Alvarado Jesús M, Puente Aníbal, Herrera Valeria
Department of Methodology of Behavioral Sciences, Faculty of Psychology, Complutense University of Madrid, Spain.
Am Ann Deaf. 2008 Winter;152(5):467-79. doi: 10.1353/aad.2008.0009.
Deaf children can improve their reading skills by learning to use alternative, visual codes such as fingerspelling.
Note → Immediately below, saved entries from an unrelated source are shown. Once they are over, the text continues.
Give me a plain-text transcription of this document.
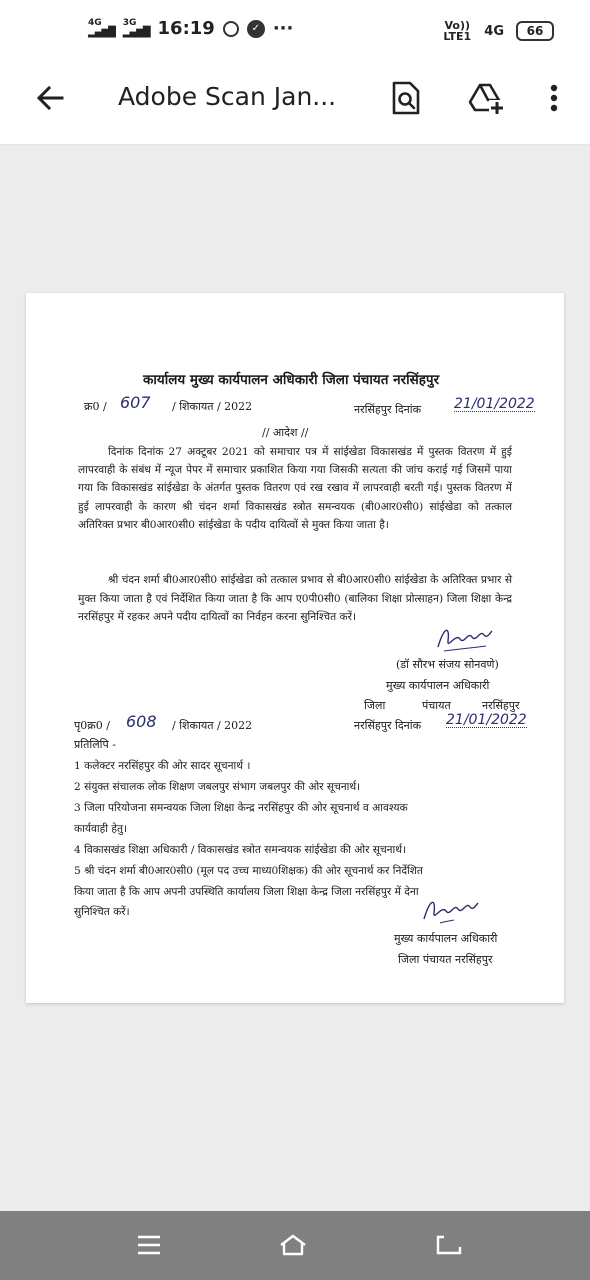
4G
▂▄▆█
3G
▂▄▆█ 16:19	✓ ···	Vo)) LTE1 4G	66
Adobe Scan Jan...
कार्यालय मुख्य कार्यपालन अधिकारी जिला पंचायत नरसिंहपुर
क्र0 / 607 / शिकायत / 2022	नरसिंहपुर दिनांक 21/01/2022
// आदेश //
दिनांक दिनांक 27 अक्टूबर 2021 को समाचार पत्र में सांईखेडा विकासखंड में पुस्तक वितरण में हुई लापरवाही के संबंध में न्यूज पेपर में समाचार प्रकाशित किया गया जिसकी सत्यता की जांच कराई गई जिसमें पाया गया कि विकासखंड सांईखेडा के अंतर्गत पुस्तक वितरण एवं रख रखाव में लापरवाही बरती गई। पुस्तक वितरण में हुई लापरवाही के कारण श्री चंदन शर्मा विकासखंड स्त्रोत समन्वयक (बी0आर0सी0) सांईखेडा को तत्काल अतिरिक्त प्रभार बी0आर0सी0 सांईखेडा के पदीय दायित्वों से मुक्त किया जाता है।
श्री चंदन शर्मा बी0आर0सी0 सांईखेडा को तत्काल प्रभाव से बी0आर0सी0 सांईखेडा के अतिरिक्त प्रभार से मुक्त किया जाता है एवं निर्देशित किया जाता है कि आप ए0पी0सी0 (बालिका शिक्षा प्रोत्साहन) जिला शिक्षा केन्द्र नरसिंहपुर में रहकर अपने पदीय दायित्वों का निर्वहन करना सुनिश्चित करें।
(डॉ सौरभ संजय सोनवणे)
मुख्य कार्यपालन अधिकारी
जिला	पंचायत	नरसिंहपुर
पृ0क्र0 / 608 / शिकायत / 2022	नरसिंहपुर दिनांक 21/01/2022
प्रतिलिपि -
1 कलेक्टर नरसिंहपुर की ओर सादर सूचनार्थ ।
2 संयुक्त संचालक लोक शिक्षण जबलपुर संभाग जबलपुर की ओर सूचनार्थ।
3 जिला परियोजना समन्वयक जिला शिक्षा केन्द्र नरसिंहपुर की ओर सूचनार्थ व आवश्यक
कार्यवाही हेतु।
4 विकासखंड शिक्षा अधिकारी / विकासखंड स्त्रोत समन्वयक सांईखेडा की ओर सूचनार्थ।
5 श्री चंदन शर्मा बी0आर0सी0 (मूल पद उच्च माध्य0शिक्षक) की ओर सूचनार्थ कर निर्देशित
किया जाता है कि आप अपनी उपस्थिति कार्यालय जिला शिक्षा केन्द्र जिला नरसिंहपुर में देना
सुनिश्चित करें।
मुख्य कार्यपालन अधिकारी
जिला पंचायत नरसिंहपुर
A sample of 28 deaf children between the ages of 7 and 16 years was used as an experimental group and another sample of 15 hearing children of similar age and academic level as a control group. Two experiments were carried out to study the possible interactions between phonological and visual codes and working memory, and to understand the relationships between these codes and reading and orthographic achievement. The results highlight the relationship between dactylic and orthographic coding. Just as phoneme-to-grapheme knowledge can facilitate reading for hearing children, fingerspelling-to-grapheme knowledge has the potential to play a similar role for deaf readers.
失聪儿童可以通过学习使用诸如手指拼写等替代性视觉编码来提高他们的阅读技能。选取了28名年龄在7至16岁之间的失聪儿童作为实验组,另选取了15名年龄和学业水平相近的听力正常儿童作为对照组。进行了两项实验,以研究语音和视觉编码与工作记忆之间可能的相互作用,并了解这些编码与阅读及正字法成绩之间的关系。研究结果突出了手指拼写编码与正字法编码之间的关系。正如音素到字素的知识有助于听力正常儿童的阅读一样,手指拼写到字素的知识有可能对失聪读者起到类似的作用。